How a transistor is connected to make an amplifier.
Fig. 3.6.1 Amplifier Connections.
Because an amplifier must have two input and two output terminals, a transistor used as an amplifier must have one of its three terminals common to both input and output as shown in Fig 3.6.1. The choice of which terminal is used as the common connection has a marked effect on the performance of the amplifier.
A transistor connected in the three modes illustrated in Figs. 3.6.2 to 3.6.4 would show quite different characteristic curves for each mode. These differences can be exploited by the circuit designer to give an amplifier with characteristics that are most suited a particular purpose. Note that the diagrams are shown here reduced to their most basic form and are not intended to be practical circuits.
In a transistor amplifier circuit, such as those shown in Figs. 3.6.2 to 3.6.4, the +V supply line and the 0V line can be considered as the same point, as far as any AC signal is concerned. This is because, although there is obviously a voltage (the supply voltage) between these two points, the DC supply is always de-coupled by a large capacitor (e.g. the reservoir capacitor in the power supply) so there can be no AC voltage difference between +V and 0V rails.
Fig. 3.6.2 Common Emitter Mode.
Common Emitter Mode
The most common function of a transistor is to be used in COMMON EMITTER mode. In this method of connection small changes in base/emitter current cause large changes in collector/emitter current. Therefore the circuit is that of a CURRENT amplifier. To give VOLTAGE amplification, a load resistor (or an impedance such as a tuned circuit) must be connected in the collector circuit, so that a change in collector current causes a change in the voltage developed across the load resistor. The value of the load resistor will affect the VOLTAGE GAIN of the amplifier. This is because the larger the load resistor, the larger the change in voltage that will be caused by a given change in collector current. Notice that because of this method of connection the output waveform will be in anti-phase to the input waveform. This is because an increase in base/emitter voltage will cause an increase in base current. This will in turn cause an increase in collector current, but as collector current increases, the voltage drop across the load resistor increases and as the voltage on the top end of the load resistor (the supply voltage) will not change, the voltage on the bottom end must decrease.
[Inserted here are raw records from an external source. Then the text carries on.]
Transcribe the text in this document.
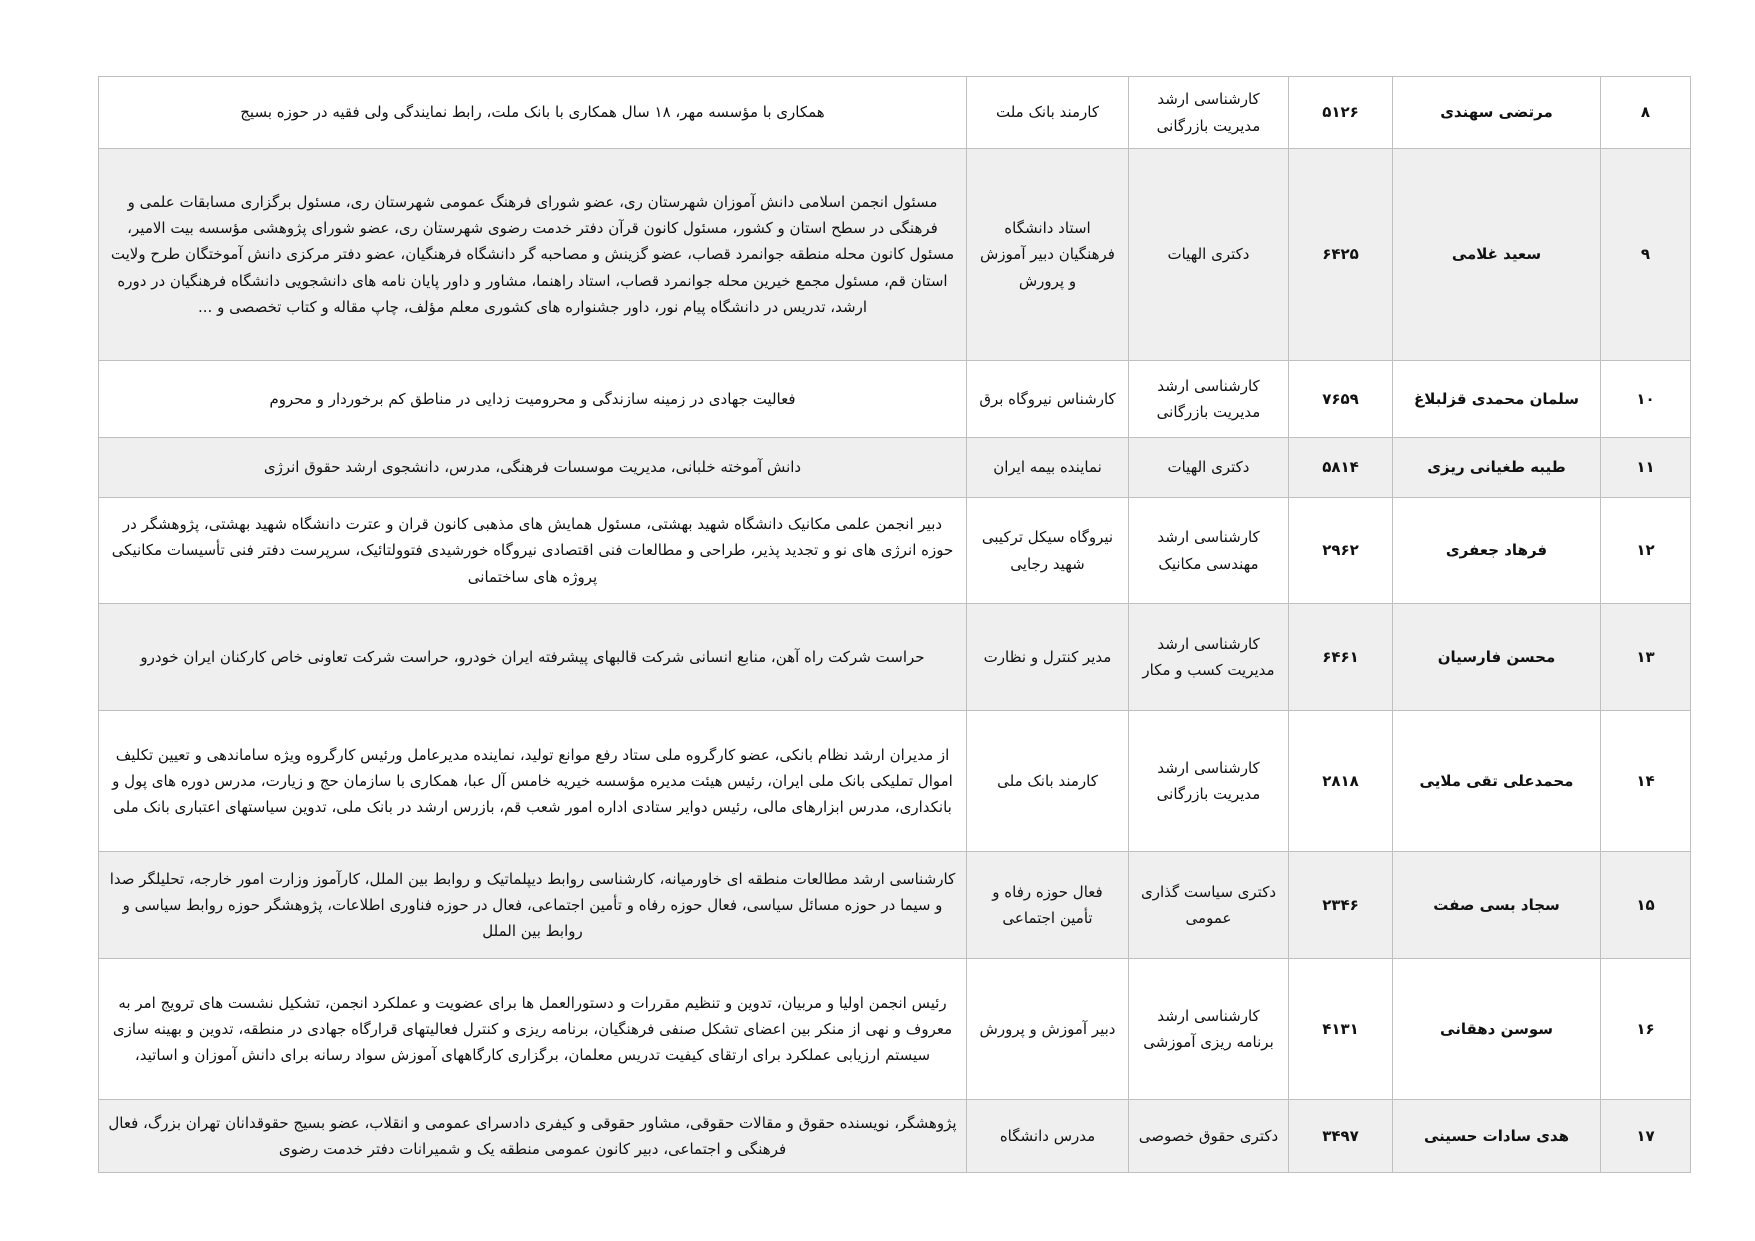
۸	مرتضی سهندی	۵۱۲۶	کارشناسی ارشد مدیریت بازرگانی	کارمند بانک ملت	همکاری با مؤسسه مهر، ۱۸ سال همکاری با بانک ملت، رابط نمایندگی ولی فقیه در حوزه بسیج
۹	سعید غلامی	۶۴۲۵	دکتری الهیات	استاد دانشگاه فرهنگیان دبیر آموزش و پرورش	مسئول انجمن اسلامی دانش آموزان شهرستان ری، عضو شورای فرهنگ عمومی شهرستان ری، مسئول برگزاری مسابقات علمی و فرهنگی در سطح استان و کشور، مسئول کانون قرآن دفتر خدمت رضوی شهرستان ری، عضو شورای پژوهشی مؤسسه بیت الامیر، مسئول کانون محله منطقه جوانمرد قصاب، عضو گزینش و مصاحبه گر دانشگاه فرهنگیان، عضو دفتر مرکزی دانش آموختگان طرح ولایت استان قم، مسئول مجمع خیرین محله جوانمرد قصاب، استاد راهنما، مشاور و داور پایان نامه های دانشجویی دانشگاه فرهنگیان در دوره ارشد، تدریس در دانشگاه پیام نور، داور جشنواره های کشوری معلم مؤلف، چاپ مقاله و کتاب تخصصی و ...
۱۰	سلمان محمدی قزلبلاغ	۷۶۵۹	کارشناسی ارشد مدیریت بازرگانی	کارشناس نیروگاه برق	فعالیت جهادی در زمینه سازندگی و محرومیت زدایی در مناطق کم برخوردار و محروم
۱۱	طیبه طغیانی ریزی	۵۸۱۴	دکتری الهیات	نماینده بیمه ایران	دانش آموخته خلبانی، مدیریت موسسات فرهنگی، مدرس، دانشجوی ارشد حقوق انرژی
۱۲	فرهاد جعفری	۲۹۶۲	کارشناسی ارشد مهندسی مکانیک	نیروگاه سیکل ترکیبی شهید رجایی	دبیر انجمن علمی مکانیک دانشگاه شهید بهشتی، مسئول همایش های مذهبی کانون قران و عترت دانشگاه شهید بهشتی، پژوهشگر در حوزه انرژی های نو و تجدید پذیر، طراحی و مطالعات فنی اقتصادی نیروگاه خورشیدی فتوولتائیک، سرپرست دفتر فنی تأسیسات مکانیکی پروژه های ساختمانی
۱۳	محسن فارسیان	۶۴۶۱	کارشناسی ارشد مدیریت کسب و مکار	مدیر کنترل و نظارت	حراست شرکت راه آهن، منابع انسانی شرکت قالبهای پیشرفته ایران خودرو، حراست شرکت تعاونی خاص کارکنان ایران خودرو
۱۴	محمدعلی تقی ملایی	۲۸۱۸	کارشناسی ارشد مدیریت بازرگانی	کارمند بانک ملی	از مدیران ارشد نظام بانکی، عضو کارگروه ملی ستاد رفع موانع تولید، نماینده مدیرعامل ورئیس کارگروه ویژه ساماندهی و تعیین تکلیف اموال تملیکی بانک ملی ایران، رئیس هیئت مدیره مؤسسه خیریه خامس آل عبا، همکاری با سازمان حج و زیارت، مدرس دوره های پول و بانکداری، مدرس ابزارهای مالی، رئیس دوایر ستادی اداره امور شعب قم، بازرس ارشد در بانک ملی، تدوین سیاستهای اعتباری بانک ملی
۱۵	سجاد بسی صفت	۲۳۴۶	دکتری سیاست گذاری عمومی	فعال حوزه رفاه و تأمین اجتماعی	کارشناسی ارشد مطالعات منطقه ای خاورمیانه، کارشناسی روابط دیپلماتیک و روابط بین الملل، کارآموز وزارت امور خارجه، تحلیلگر صدا و سیما در حوزه مسائل سیاسی، فعال حوزه رفاه و تأمین اجتماعی، فعال در حوزه فناوری اطلاعات، پژوهشگر حوزه روابط سیاسی و روابط بین الملل
۱۶	سوسن دهقانی	۴۱۳۱	کارشناسی ارشد برنامه ریزی آموزشی	دبیر آموزش و پرورش	رئیس انجمن اولیا و مربیان، تدوین و تنظیم مقررات و دستورالعمل ها برای عضویت و عملکرد انجمن، تشکیل نشست های ترویج امر به معروف و نهی از منکر بین اعضای تشکل صنفی فرهنگیان، برنامه ریزی و کنترل فعالیتهای قرارگاه جهادی در منطقه، تدوین و بهینه سازی سیستم ارزیابی عملکرد برای ارتقای کیفیت تدریس معلمان، برگزاری کارگاههای آموزش سواد رسانه برای دانش آموزان و اساتید،
۱۷	هدی سادات حسینی	۳۴۹۷	دکتری حقوق خصوصی	مدرس دانشگاه	پژوهشگر، نویسنده حقوق و مقالات حقوقی، مشاور حقوقی و کیفری دادسرای عمومی و انقلاب، عضو بسیج حقوقدانان تهران بزرگ، فعال فرهنگی و اجتماعی، دبیر کانون عمومی منطقه یک و شمیرانات دفتر خدمت رضوی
Therefore an increase in base/emitter voltage causes a decrease in collector/emitter voltage.
Common Emitter Parameters
Voltage Gain: High (about 100).
Current Gain: High (about 50 to 800).
Input Impedance: Medium (about 3kΩ to 5kΩ).
Output Impedance: Medium (Appoximately the load resistor value).
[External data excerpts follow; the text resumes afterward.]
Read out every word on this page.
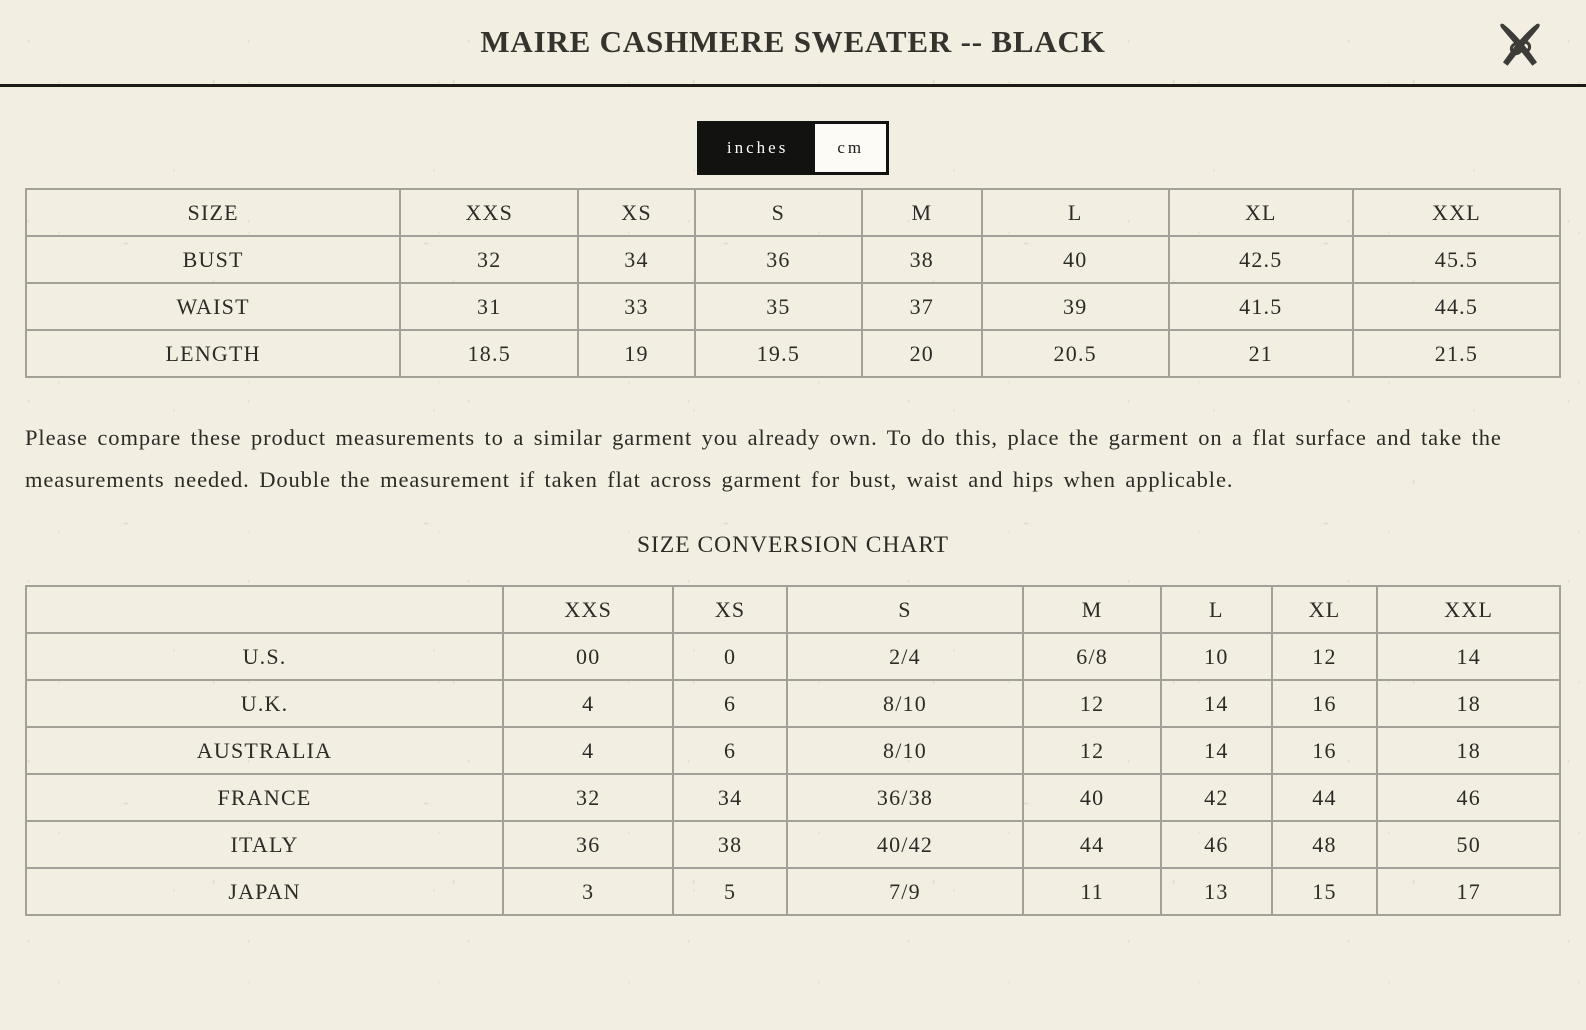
MAIRE CASHMERE SWEATER -- BLACK
inches	cm
SIZE	XXS	XS	S	M	L	XL	XXL
BUST	32	34	36	38	40	42.5	45.5
WAIST	31	33	35	37	39	41.5	44.5
LENGTH	18.5	19	19.5	20	20.5	21	21.5

Please compare these product measurements to a similar garment you already own. To do this, place the garment on a flat surface and take the measurements needed. Double the measurement if taken flat across garment for bust, waist and hips when applicable.

SIZE CONVERSION CHART
	XXS	XS	S	M	L	XL	XXL
U.S.	00	0	2/4	6/8	10	12	14
U.K.	4	6	8/10	12	14	16	18
AUSTRALIA	4	6	8/10	12	14	16	18
FRANCE	32	34	36/38	40	42	44	46
ITALY	36	38	40/42	44	46	48	50
JAPAN	3	5	7/9	11	13	15	17
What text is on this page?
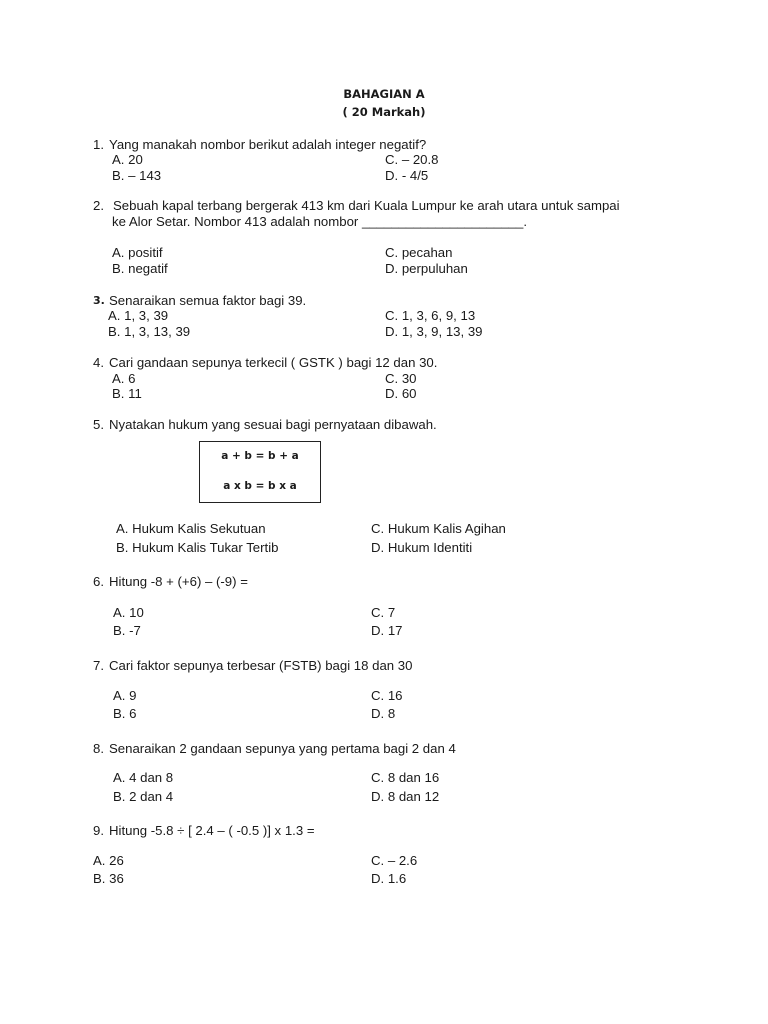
BAHAGIAN A
( 20 Markah)
1. Yang manakah nombor berikut adalah integer negatif?
A. 20
B. – 143
C. – 20.8
D. - 4/5
2. Sebuah kapal terbang bergerak 413 km dari Kuala Lumpur ke arah utara untuk sampai
ke Alor Setar. Nombor 413 adalah nombor ______________________.
A. positif
B. negatif
C. pecahan
D. perpuluhan
3. Senaraikan semua faktor bagi 39.
A. 1, 3, 39
B. 1, 3, 13, 39
C. 1, 3, 6, 9, 13
D. 1, 3, 9, 13, 39
4. Cari gandaan sepunya terkecil ( GSTK ) bagi 12 dan 30.
A. 6
B. 11
C. 30
D. 60
5. Nyatakan hukum yang sesuai bagi pernyataan dibawah.
a + b = b + a
a x b = b x a
A. Hukum Kalis Sekutuan
B. Hukum Kalis Tukar Tertib
C. Hukum Kalis Agihan
D. Hukum Identiti
6. Hitung -8 + (+6) – (-9) =
A. 10
B. -7
C. 7
D. 17
7. Cari faktor sepunya terbesar (FSTB) bagi 18 dan 30
A. 9
B. 6
C. 16
D. 8
8. Senaraikan 2 gandaan sepunya yang pertama bagi 2 dan 4
A. 4 dan 8
B. 2 dan 4
C. 8 dan 16
D. 8 dan 12
9. Hitung -5.8 ÷ [ 2.4 – ( -0.5 )] x 1.3 =
A. 26
B. 36
C. – 2.6
D. 1.6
Fig. 3.6.3 Common Collector Mode.
Common Collector Mode
Fig. 3.6.3 illustrates the COMMON COLLECTOR mode; also called the emitter follower mode as in this circuit the output waveform at the emitter is not inverted and so ‘follows’ the input waveform at the base. This method of connection is often used as a BUFFER AMPLIFIER for such jobs as matching impedances between two other circuits. This is because this mode gives the amplifier a high input impedance and a low output impedance. The voltage gain in this mode is slightly less than unity (x 1), but high current gain (called hfc in common collector mode) is available. Another use for this mode of connection is a CURRENT AMPLIFIER, often used for output circuits that have to drive high current AC devices such as loudspeakers or DC devices such as motors etc.
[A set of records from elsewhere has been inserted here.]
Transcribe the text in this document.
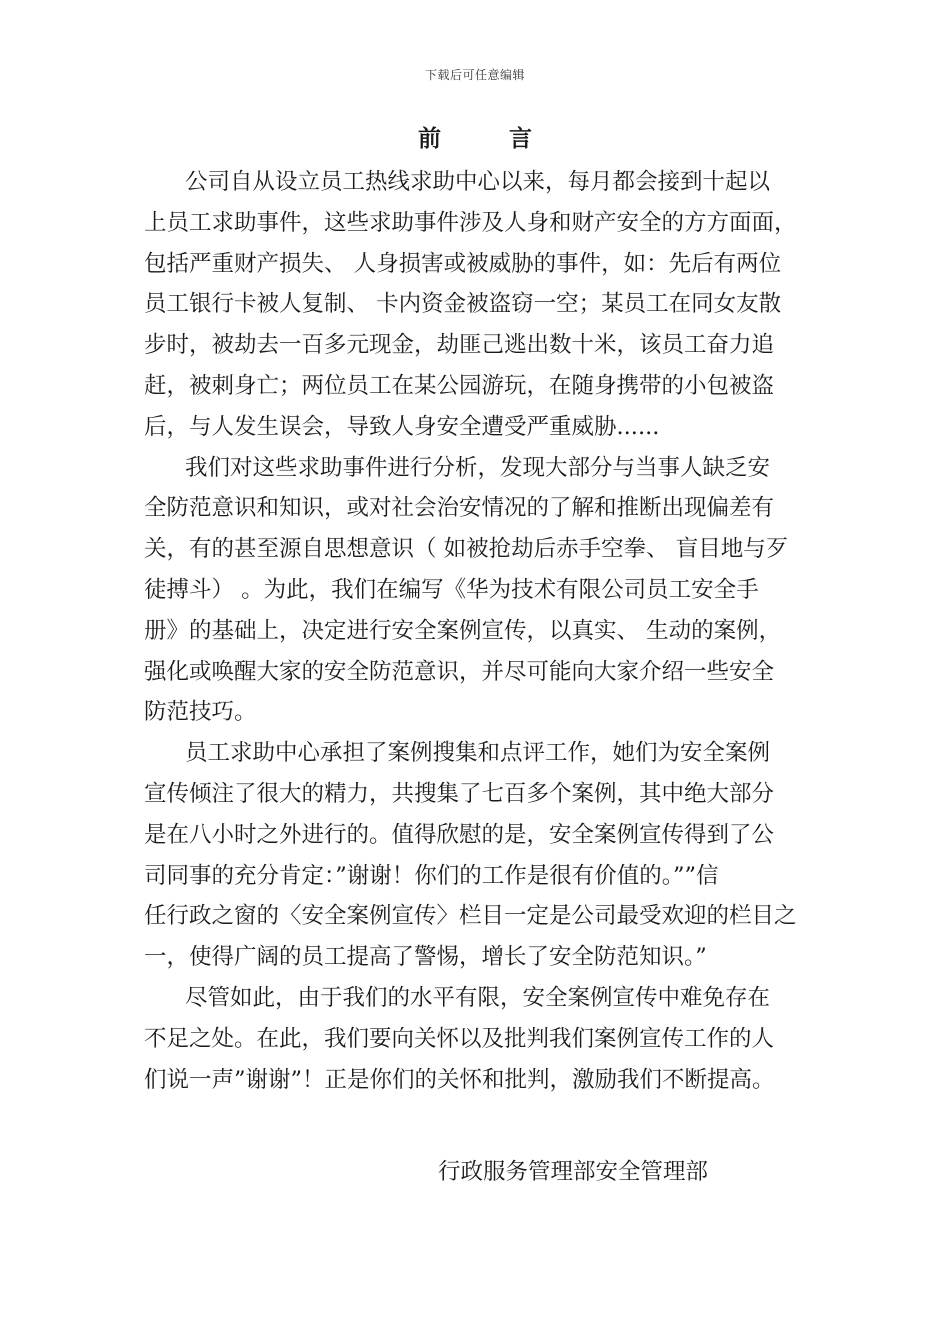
下载后可任意编辑
前 言
公司自从设立员工热线求助中心以来，每月都会接到十起以
上员工求助事件，这些求助事件涉及人身和财产安全的方方面面，
包括严重财产损失、 人身损害或被威胁的事件，如：先后有两位
员工银行卡被人复制、 卡内资金被盗窃一空；某员工在同女友散
步时，被劫去一百多元现金，劫匪己逃出数十米，该员工奋力追
赶，被刺身亡；两位员工在某公园游玩，在随身携带的小包被盗
后，与人发生误会，导致人身安全遭受严重威胁......
我们对这些求助事件进行分析，发现大部分与当事人缺乏安
全防范意识和知识，或对社会治安情况的了解和推断出现偏差有
关，有的甚至源自思想意识（ 如被抢劫后赤手空拳、 盲目地与歹
徒搏斗） 。为此，我们在编写《华为技术有限公司员工安全手
册》的基础上，决定进行安全案例宣传，以真实、 生动的案例，
强化或唤醒大家的安全防范意识，并尽可能向大家介绍一些安全
防范技巧。
员工求助中心承担了案例搜集和点评工作，她们为安全案例
宣传倾注了很大的精力，共搜集了七百多个案例，其中绝大部分
是在八小时之外进行的。值得欣慰的是，安全案例宣传得到了公
司同事的充分肯定：”谢谢！你们的工作是很有价值的。””信
任行政之窗的〈安全案例宣传〉栏目一定是公司最受欢迎的栏目之
一，使得广阔的员工提高了警惕，增长了安全防范知识。”
尽管如此，由于我们的水平有限，安全案例宣传中难免存在
不足之处。在此，我们要向关怀以及批判我们案例宣传工作的人
们说一声”谢谢”！正是你们的关怀和批判，激励我们不断提高。
行政服务管理部安全管理部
Common Collector Parameters
Voltage Gain: Slightly less than unity (1).
Current Gain: High (about 50 to 800)
Input Impedance: High (Several kΩ)
Output Impedance: Low (A few ohms)
Fig. 3.6.4 Common Base Mode.
Common Base Mode
COMMON BASE MODE is usually used for VHF and UHF amplifiers where, although the voltage gain is not high, there is little chance of the output signal being fed back into the input circuit (which can be a problem at these frequencies). Because the base of the transistor is connected to ground in this mode, it forms an effective grounded (earthed) screen between output and input. As the collector current in this mode will be the emitter current minus the base current, the current gain (hfb in common base mode) is less than unity (<1).
Common Base Parameters
Voltage Gain: Medium (about 10 to 50).